Zo zien we dat veel Joden die vanwege assimilatie geen briet mila kregen, op latere leeftijd dit alsnog willen ondergaan
Helaas, ik vermoed dat deze wijdverspreide foto niet als doel had om dit mooie tafereel te benadrukken, maar om de indruk te wekken dat Joden wreed zijn … Want zonder de wetenschap waarover deze foto gaat, kun je er ieder willekeurig bloedsprookje aan vastkoppelen. Diep nadenken en dan tot een oordeel komen, is bij velen een onbekende eigenschap. Nee, het zijn de krantenkoppen en het oppervlakkig denken die de publieke opinie bepalen. De twaalf verspieders, waarover deze week in de Tora wordt gelezen, gingen de fout in door op een onjuiste manier het Heilige Land, waarvan G’d wilde dat de Joden het zouden innemen, te bekijken. Geen onwaarheid hadden ze gesproken, maar de wijze waarop ze ernaar keken was oppervlakkig, onjuist en misleidend. Ik ben bang dat de mooie foto verspreid is om Joden in een verkeerd daglicht te plaatsen, want met een beetje antizionistische visie en een groot arsenaal aan Jodenhaat, kan uit dit beeld een vernietigend bloedsprookje worden gedistilleerd.

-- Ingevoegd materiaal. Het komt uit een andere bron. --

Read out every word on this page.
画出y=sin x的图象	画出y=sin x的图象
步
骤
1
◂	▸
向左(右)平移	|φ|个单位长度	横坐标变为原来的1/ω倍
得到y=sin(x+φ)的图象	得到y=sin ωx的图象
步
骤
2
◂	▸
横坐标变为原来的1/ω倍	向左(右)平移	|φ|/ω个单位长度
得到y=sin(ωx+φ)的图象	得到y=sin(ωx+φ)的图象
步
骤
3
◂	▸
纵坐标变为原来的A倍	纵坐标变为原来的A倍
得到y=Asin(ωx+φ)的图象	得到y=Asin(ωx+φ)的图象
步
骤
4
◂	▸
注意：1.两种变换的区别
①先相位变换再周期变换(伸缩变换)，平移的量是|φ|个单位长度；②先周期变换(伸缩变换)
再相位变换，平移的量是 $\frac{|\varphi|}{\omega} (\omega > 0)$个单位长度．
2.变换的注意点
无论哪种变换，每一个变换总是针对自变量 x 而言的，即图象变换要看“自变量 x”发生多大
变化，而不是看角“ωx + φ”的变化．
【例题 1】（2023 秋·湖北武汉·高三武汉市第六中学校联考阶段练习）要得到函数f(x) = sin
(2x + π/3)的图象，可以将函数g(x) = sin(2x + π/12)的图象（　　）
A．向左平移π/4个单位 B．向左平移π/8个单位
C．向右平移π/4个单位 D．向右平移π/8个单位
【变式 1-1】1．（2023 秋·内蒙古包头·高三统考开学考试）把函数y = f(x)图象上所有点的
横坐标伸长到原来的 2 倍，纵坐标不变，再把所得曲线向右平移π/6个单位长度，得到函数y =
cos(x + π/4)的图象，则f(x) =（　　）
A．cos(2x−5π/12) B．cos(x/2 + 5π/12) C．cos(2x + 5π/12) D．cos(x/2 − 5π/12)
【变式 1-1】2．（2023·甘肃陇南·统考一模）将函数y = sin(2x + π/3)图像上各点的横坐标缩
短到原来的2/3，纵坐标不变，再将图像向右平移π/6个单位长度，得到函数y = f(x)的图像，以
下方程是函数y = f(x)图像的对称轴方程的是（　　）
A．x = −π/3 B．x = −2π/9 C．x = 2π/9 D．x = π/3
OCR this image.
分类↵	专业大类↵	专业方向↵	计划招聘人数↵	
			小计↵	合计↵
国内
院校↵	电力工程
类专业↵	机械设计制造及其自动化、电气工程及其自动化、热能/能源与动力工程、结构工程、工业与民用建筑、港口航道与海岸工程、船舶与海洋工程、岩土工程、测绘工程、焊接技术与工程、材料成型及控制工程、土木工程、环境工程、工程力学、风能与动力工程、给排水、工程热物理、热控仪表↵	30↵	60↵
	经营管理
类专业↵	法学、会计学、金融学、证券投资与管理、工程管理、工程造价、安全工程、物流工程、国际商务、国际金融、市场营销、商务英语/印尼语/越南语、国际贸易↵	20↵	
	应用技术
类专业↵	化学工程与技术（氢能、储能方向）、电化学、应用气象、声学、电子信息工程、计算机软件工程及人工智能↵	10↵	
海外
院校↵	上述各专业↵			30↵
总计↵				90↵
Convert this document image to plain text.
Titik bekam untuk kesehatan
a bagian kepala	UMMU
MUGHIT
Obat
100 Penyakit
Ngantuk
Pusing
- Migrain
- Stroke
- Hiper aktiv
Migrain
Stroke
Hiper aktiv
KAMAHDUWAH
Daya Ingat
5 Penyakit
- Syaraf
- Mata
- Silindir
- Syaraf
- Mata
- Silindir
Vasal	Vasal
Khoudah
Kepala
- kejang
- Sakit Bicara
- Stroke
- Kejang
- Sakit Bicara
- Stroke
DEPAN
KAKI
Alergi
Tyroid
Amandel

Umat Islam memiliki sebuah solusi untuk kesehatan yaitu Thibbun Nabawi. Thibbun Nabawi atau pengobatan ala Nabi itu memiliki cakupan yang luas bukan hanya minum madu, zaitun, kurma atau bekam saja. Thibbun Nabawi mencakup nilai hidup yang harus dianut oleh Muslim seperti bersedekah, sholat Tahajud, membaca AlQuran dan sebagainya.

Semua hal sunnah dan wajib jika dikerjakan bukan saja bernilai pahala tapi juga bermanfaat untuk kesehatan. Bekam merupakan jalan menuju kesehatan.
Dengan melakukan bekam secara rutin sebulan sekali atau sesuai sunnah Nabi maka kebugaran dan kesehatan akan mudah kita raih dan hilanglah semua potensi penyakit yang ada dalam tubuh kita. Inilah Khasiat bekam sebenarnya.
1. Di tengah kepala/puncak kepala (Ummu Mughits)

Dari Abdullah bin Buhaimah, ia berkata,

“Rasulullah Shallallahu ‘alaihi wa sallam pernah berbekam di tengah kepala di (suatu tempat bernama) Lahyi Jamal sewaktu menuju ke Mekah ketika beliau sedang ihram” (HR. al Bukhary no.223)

De geluiden uit Israël zijn verre van positief. De Joodse Israëli’s, de Arabische, de christelijke, allen willen rust en sjalom, zo lieten mijn Israëlische kleinkinderen mij weten. Een vriend van mij, met keppel en tsietsiet, die toevallig in Los Angeles was, werd door de politie gesommeerd zo snel mogelijk de Pico Boulevard te verlaten, want een grote en gewelddadige anti-Israëldemonstratie was in aantocht. En langs de snelwegen had hij reclameborden zien staan waarop te lezen stond dat antisemieten per definitie ook haters zijn van de Verenigde Staten. Dat is dus positief tussen de vele negatieve, gillende en anti-Joodse kreten. Maar dat deze pro-Joodse hartenkreet uitgegild wordt, spreekt vele boekdelen.
Ik ga weer even proberen niets te doen, in retraite. Maar hoe lang me dit zal lukken weet ik niet, want ook ogenschijnlijk onbelangrijke vragen die me per e-mail en WhatsApp bereiken, kunnen voor de vraagsteller juist heel waardevol zijn en verre van onnozel. Als ik dat weiger te accepteren, behoor ook ik tot de oppervlakkige krantenkoppenlezers. En dat wil ik niet, ook niet in mijn semiretraite.